Mountain first stood for Holyrood in 2011, when he was resoundingly beaten into fourth place in the Caithness, Sutherland and Ross seat that has been in the SNP’s hands since, passing from Rob Gibson to Gail Ross and onto incumbent Maree Todd. He’d “loved every moment of the campaign trail”, though, and stood again for the Inverness and Nairn constituency in the 2015 general election. He had, he says, no intention of going to Westminster in the highly unlikely event he won, but the fact that incumbent Danny Alexander – at that time the Liberal Democrat Chief Secretary to the Treasury in David Cameron’s coalition government – was likely to be ousted meant all eyes were going to be on the seat. “I was trying to improve my profile,” Mountain says. “That stood me well for Holyrood in 2016.”   

“You only ever get two in on the list but in that election [2016] we got three – there was the Ruth Davidson bounce and we also worked really hard on that seat,” he says. “We came second as a party in Inverness and Nairn [Ewing held the seat with 48 per cent of the vote], which we’d never done before and that started my life here.”

Though he is not a constituency MSP, constituency work is what interests Mountain most and, driven in part by his own recent experience, fighting for his constituents’ healthcare rights has become a major focus.

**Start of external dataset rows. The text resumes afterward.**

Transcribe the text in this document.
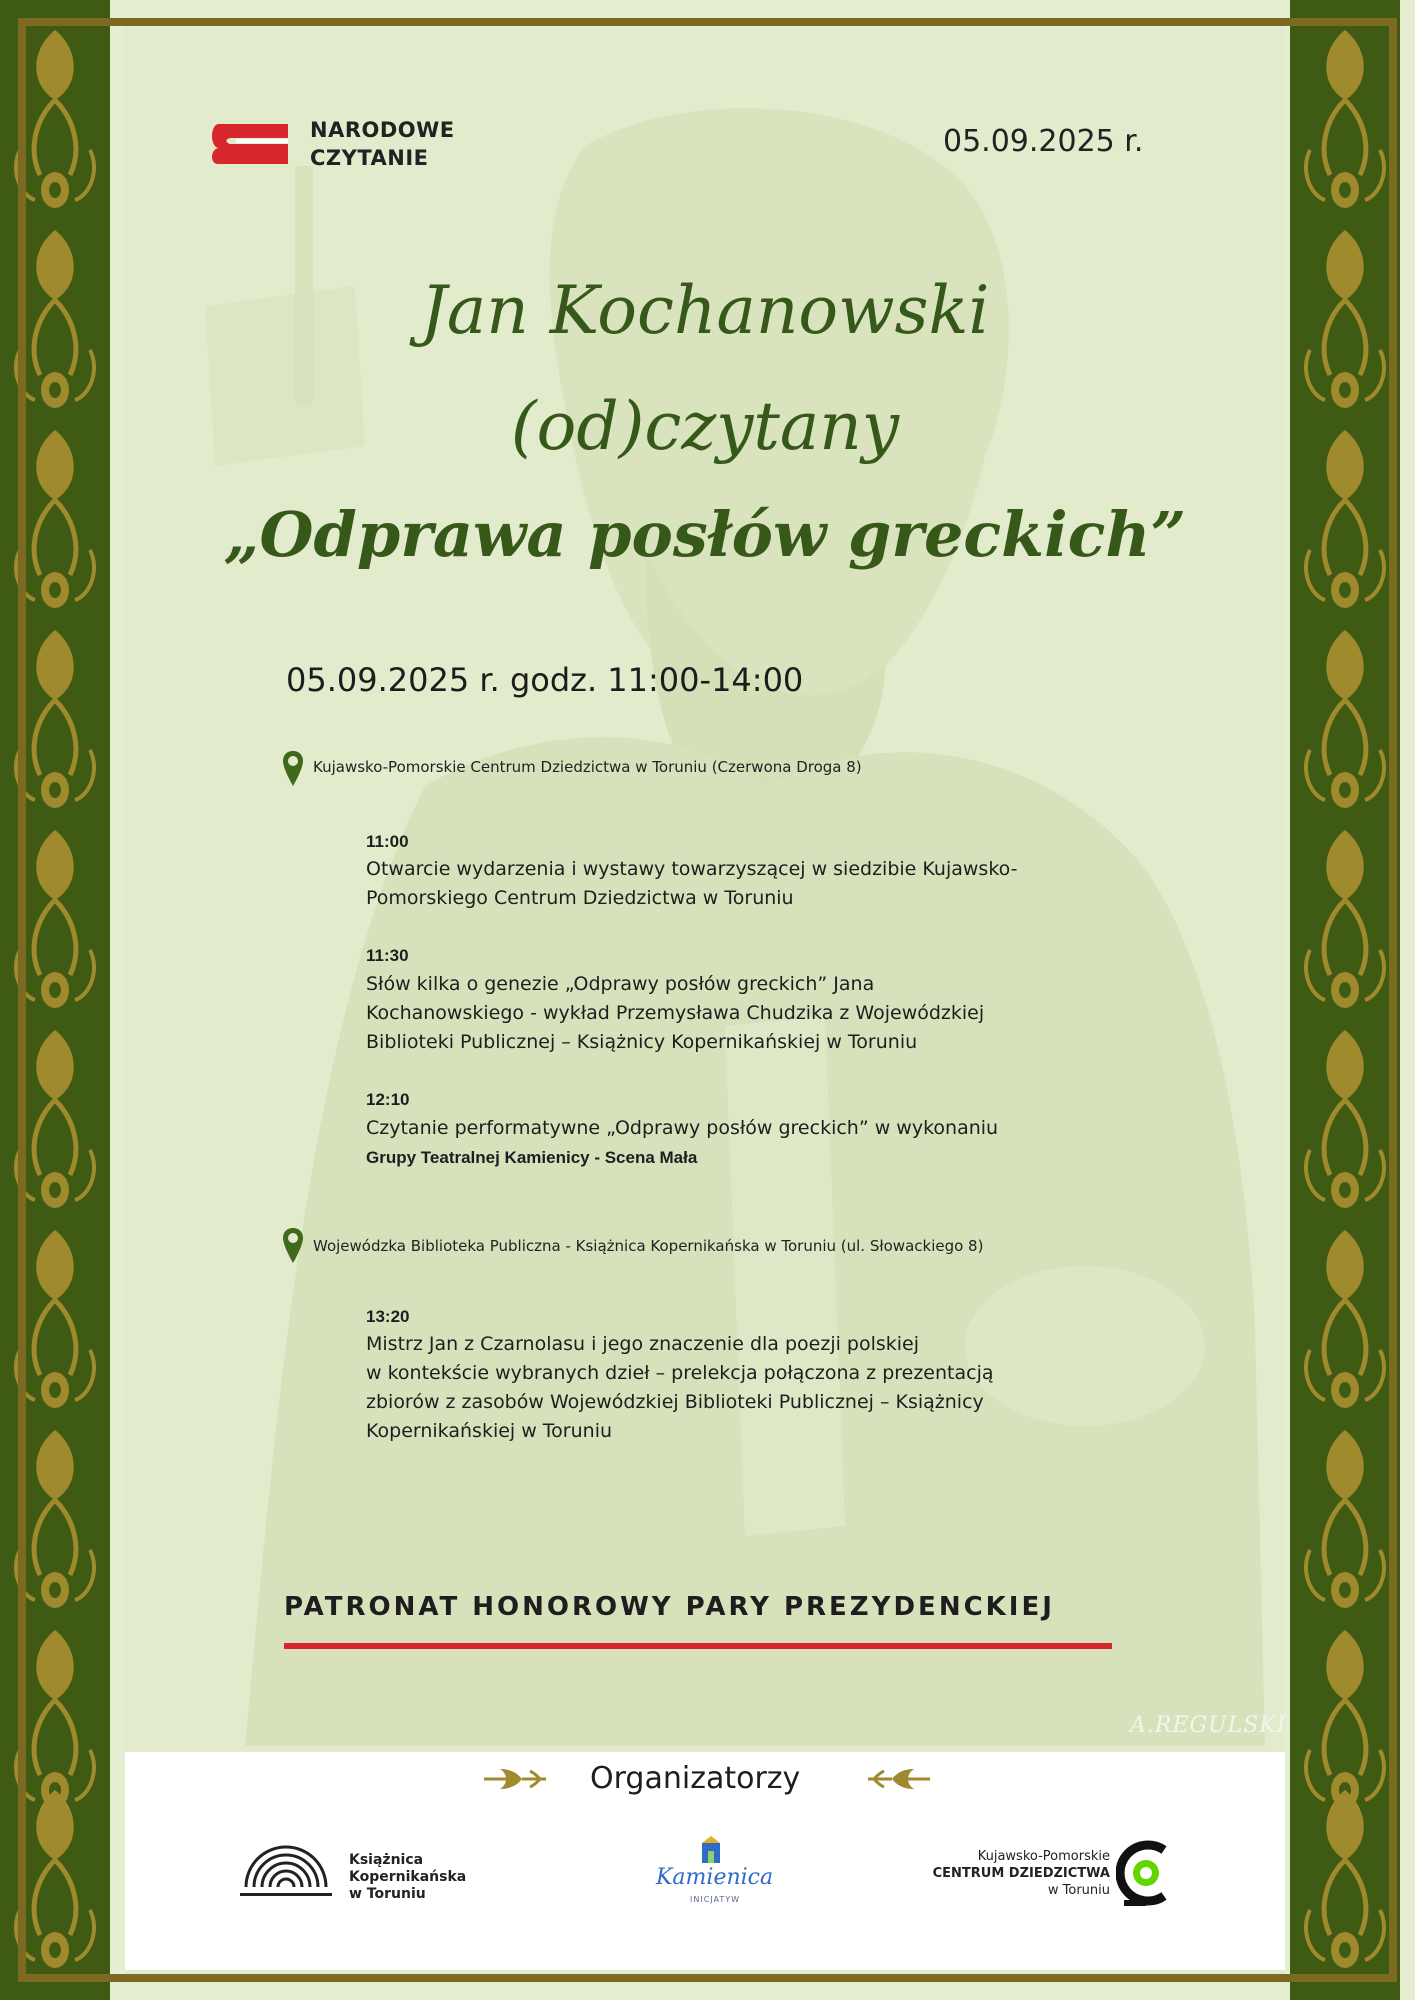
NARODOWE
CZYTANIE	05.09.2025 r.
Jan Kochanowski
(od)czytany
„Odprawa posłów greckich”
05.09.2025 r. godz. 11:00-14:00
Kujawsko-Pomorskie Centrum Dziedzictwa w Toruniu (Czerwona Droga 8)
11:00
Otwarcie wydarzenia i wystawy towarzyszącej w siedzibie Kujawsko-
Pomorskiego Centrum Dziedzictwa w Toruniu
11:30
Słów kilka o genezie „Odprawy posłów greckich” Jana
Kochanowskiego - wykład Przemysława Chudzika z Wojewódzkiej
Biblioteki Publicznej – Książnicy Kopernikańskiej w Toruniu
12:10
Czytanie performatywne „Odprawy posłów greckich” w wykonaniu
Grupy Teatralnej Kamienicy - Scena Mała
Wojewódzka Biblioteka Publiczna - Książnica Kopernikańska w Toruniu (ul. Słowackiego 8)
13:20
Mistrz Jan z Czarnolasu i jego znaczenie dla poezji polskiej
w kontekście wybranych dzieł – prelekcja połączona z prezentacją
zbiorów z zasobów Wojewódzkiej Biblioteki Publicznej – Książnicy
Kopernikańskiej w Toruniu
PATRONAT HONOROWY PARY PREZYDENCKIEJ
A.REGULSKI
Organizatorzy
Książnica
Kopernikańska
w Toruniu
Kamienica
INICJATYW
Kujawsko-Pomorskie
CENTRUM DZIEDZICTWA
w Toruniu
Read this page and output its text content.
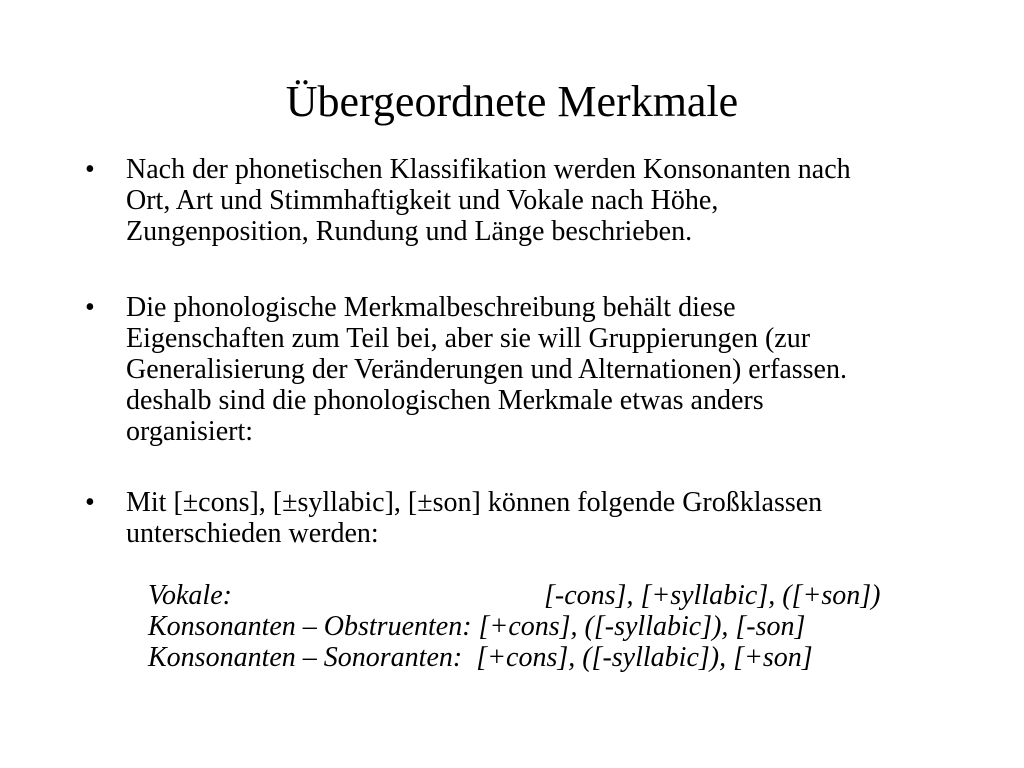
Übergeordnete Merkmale
• Nach der phonetischen Klassifikation werden Konsonanten nach
Ort, Art und Stimmhaftigkeit und Vokale nach Höhe,
Zungenposition, Rundung und Länge beschrieben.
• Die phonologische Merkmalbeschreibung behält diese
Eigenschaften zum Teil bei, aber sie will Gruppierungen (zur
Generalisierung der Veränderungen und Alternationen) erfassen.
deshalb sind die phonologischen Merkmale etwas anders
organisiert:
• Mit [±cons], [±syllabic], [±son] können folgende Großklassen
unterschieden werden:
Vokale:	[-cons], [+syllabic], ([+son])
Konsonanten – Obstruenten: [+cons], ([-syllabic]), [-son]
Konsonanten – Sonoranten: [+cons], ([-syllabic]), [+son]
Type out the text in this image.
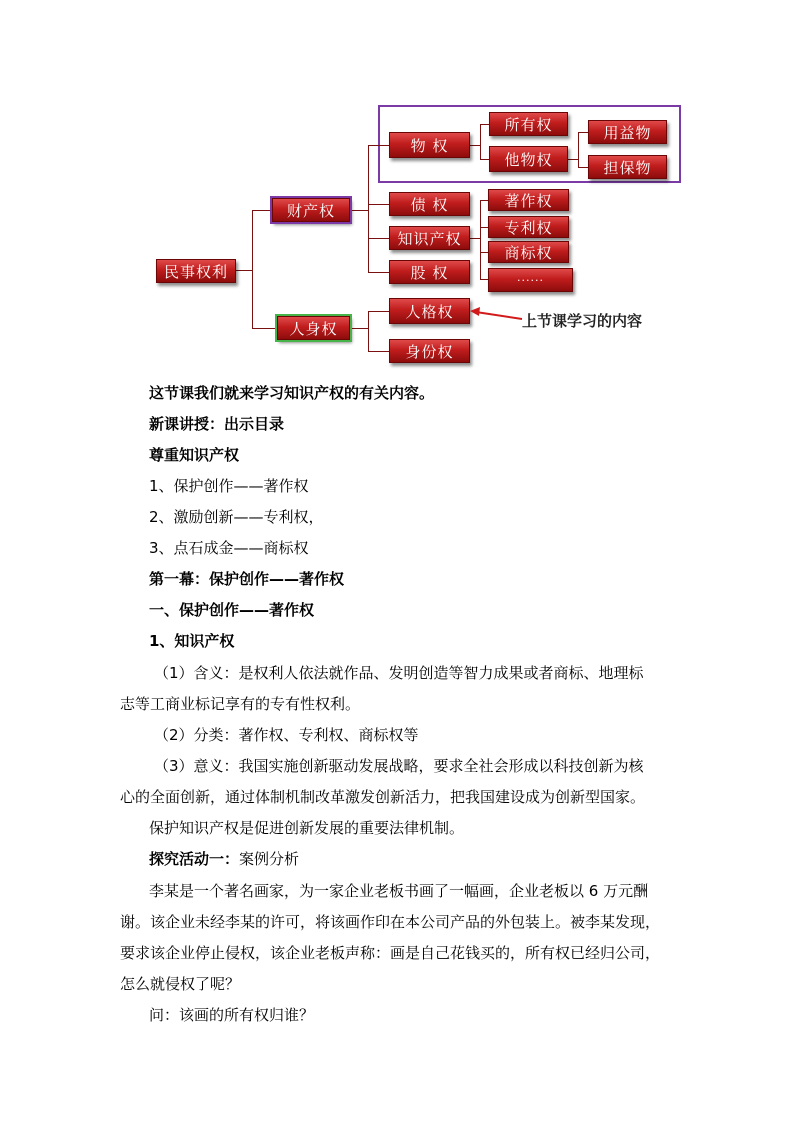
民事权利
财产权
人身权
物 权
债 权
知识产权
股 权
所有权
他物权
用益物
担保物
著作权
专利权
商标权
······
人格权
身份权
上节课学习的内容
这节课我们就来学习知识产权的有关内容。
新课讲授：出示目录
尊重知识产权
1、保护创作——著作权
2、激励创新——专利权，
3、点石成金——商标权
第一幕：保护创作——著作权
一、保护创作——著作权
1、知识产权
（1）含义：是权利人依法就作品、发明创造等智力成果或者商标、地理标
志等工商业标记享有的专有性权利。
（2）分类：著作权、专利权、商标权等
（3）意义：我国实施创新驱动发展战略，要求全社会形成以科技创新为核
心的全面创新，通过体制机制改革激发创新活力，把我国建设成为创新型国家。
保护知识产权是促进创新发展的重要法律机制。
探究活动一：案例分析
李某是一个著名画家，为一家企业老板书画了一幅画，企业老板以 6 万元酬
谢。该企业未经李某的许可，将该画作印在本公司产品的外包装上。被李某发现，
要求该企业停止侵权，该企业老板声称：画是自己花钱买的，所有权已经归公司，
怎么就侵权了呢？
问：该画的所有权归谁？
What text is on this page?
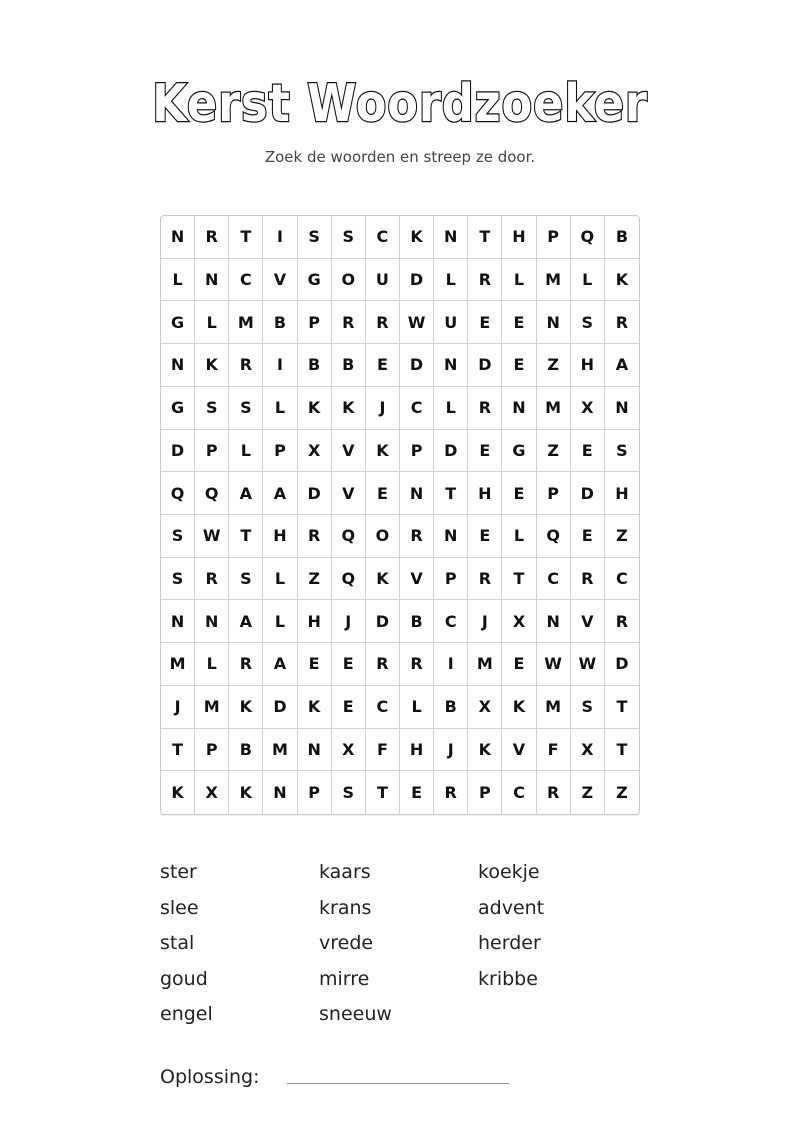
Kerst Woordzoeker
Zoek de woorden en streep ze door.
N	R	T	I	S	S	C	K	N	T	H	P	Q	B
L	N	C	V	G	O	U	D	L	R	L	M	L	K
G	L	M	B	P	R	R	W	U	E	E	N	S	R
N	K	R	I	B	B	E	D	N	D	E	Z	H	A
G	S	S	L	K	K	J	C	L	R	N	M	X	N
D	P	L	P	X	V	K	P	D	E	G	Z	E	S
Q	Q	A	A	D	V	E	N	T	H	E	P	D	H
S	W	T	H	R	Q	O	R	N	E	L	Q	E	Z
S	R	S	L	Z	Q	K	V	P	R	T	C	R	C
N	N	A	L	H	J	D	B	C	J	X	N	V	R
M	L	R	A	E	E	R	R	I	M	E	W	W	D
J	M	K	D	K	E	C	L	B	X	K	M	S	T
T	P	B	M	N	X	F	H	J	K	V	F	X	T
K	X	K	N	P	S	T	E	R	P	C	R	Z	Z
ster
slee
stal
goud
engel
kaars
krans
vrede
mirre
sneeuw
koekje
advent
herder
kribbe
Oplossing:
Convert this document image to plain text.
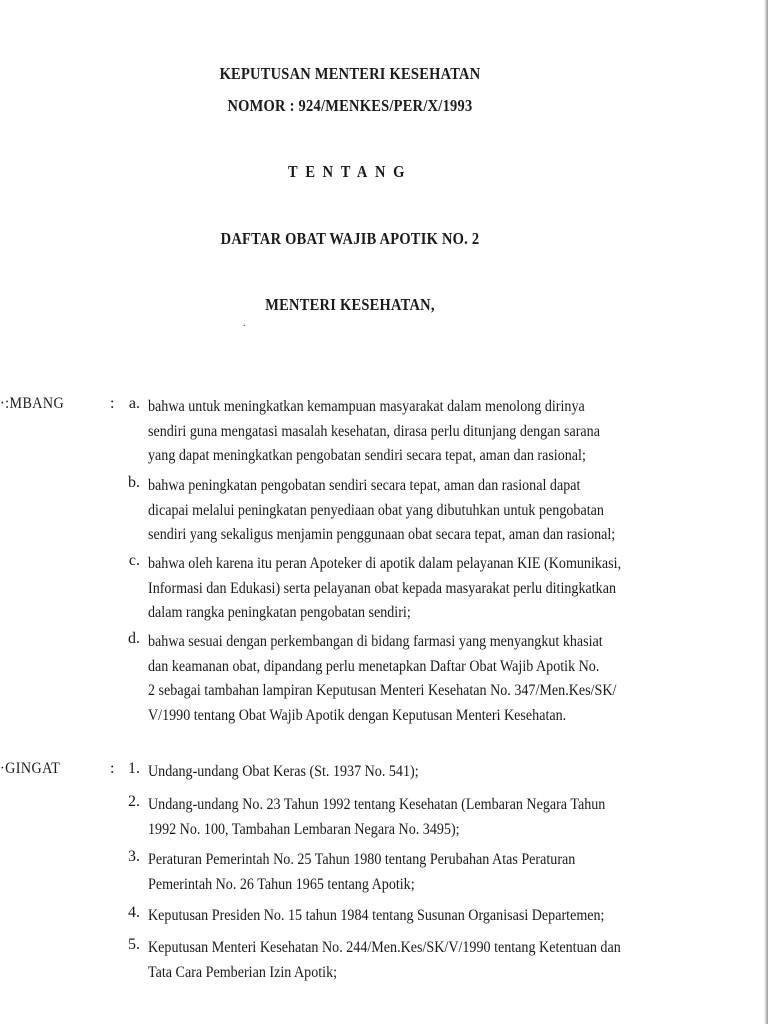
KEPUTUSAN MENTERI KESEHATAN
NOMOR : 924/MENKES/PER/X/1993
TENTANG
DAFTAR OBAT WAJIB APOTIK NO. 2
MENTERI KESEHATAN,
.
·:MBANG	: a. bahwa untuk meningkatkan kemampuan masyarakat dalam menolong dirinya
sendiri guna mengatasi masalah kesehatan, dirasa perlu ditunjang dengan sarana
yang dapat meningkatkan pengobatan sendiri secara tepat, aman dan rasional;
b. bahwa peningkatan pengobatan sendiri secara tepat, aman dan rasional dapat
dicapai melalui peningkatan penyediaan obat yang dibutuhkan untuk pengobatan
sendiri yang sekaligus menjamin penggunaan obat secara tepat, aman dan rasional;
c. bahwa oleh karena itu peran Apoteker di apotik dalam pelayanan KIE (Komunikasi,
Informasi dan Edukasi) serta pelayanan obat kepada masyarakat perlu ditingkatkan
dalam rangka peningkatan pengobatan sendiri;
d. bahwa sesuai dengan perkembangan di bidang farmasi yang menyangkut khasiat
dan keamanan obat, dipandang perlu menetapkan Daftar Obat Wajib Apotik No.
2 sebagai tambahan lampiran Keputusan Menteri Kesehatan No. 347/Men.Kes/SK/
V/1990 tentang Obat Wajib Apotik dengan Keputusan Menteri Kesehatan.
·GINGAT	: 1. Undang-undang Obat Keras (St. 1937 No. 541);
2. Undang-undang No. 23 Tahun 1992 tentang Kesehatan (Lembaran Negara Tahun
1992 No. 100, Tambahan Lembaran Negara No. 3495);
3. Peraturan Pemerintah No. 25 Tahun 1980 tentang Perubahan Atas Peraturan
Pemerintah No. 26 Tahun 1965 tentang Apotik;
4. Keputusan Presiden No. 15 tahun 1984 tentang Susunan Organisasi Departemen;
5. Keputusan Menteri Kesehatan No. 244/Men.Kes/SK/V/1990 tentang Ketentuan dan
Tata Cara Pemberian Izin Apotik;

“What directs my future is getting the best for everyone I represent, which is why I’m happy not to be a shadow appointment,” he says. “I’m very happy dealing here on a day-to-day basis with constituents and trying to make their lives better. I know I’ve had an easy paper round, I have, but I want everyone to be able to get the best they can from what’s provided to them in Scotland. It infuriates me that it doesn’t come about. My cancer journey has driven me to focus even more on getting the best possible healthcare for everyone.”

That cancer journey is still not at an end. Mountain had his stoma removed at the Royal Marsden last May and in January was given the good news that his scans were clear. But that milestone is starting to recede and the next one is looming large, meaning Mountain is taking nothing for granted.

“Everyone who has had cancer lives from scan to scan,” he says. “My January scans were clear. The next ones are in July so we’ll see how they go. I have what I call scanitis – for three weeks before the scan if your finger hurts it’s to do with the scan, if your throat hurts it’s something to do with the scan. When you’re waiting for them to be read, you’re sure it’s taking a long time because there’s a problem but if the doctor says they’ll call at 10.30 and then they call at 10.20, it’s a problem. It’s very stressful.”

No wonder he cares so little for the unwritten rules about how to wear a tie.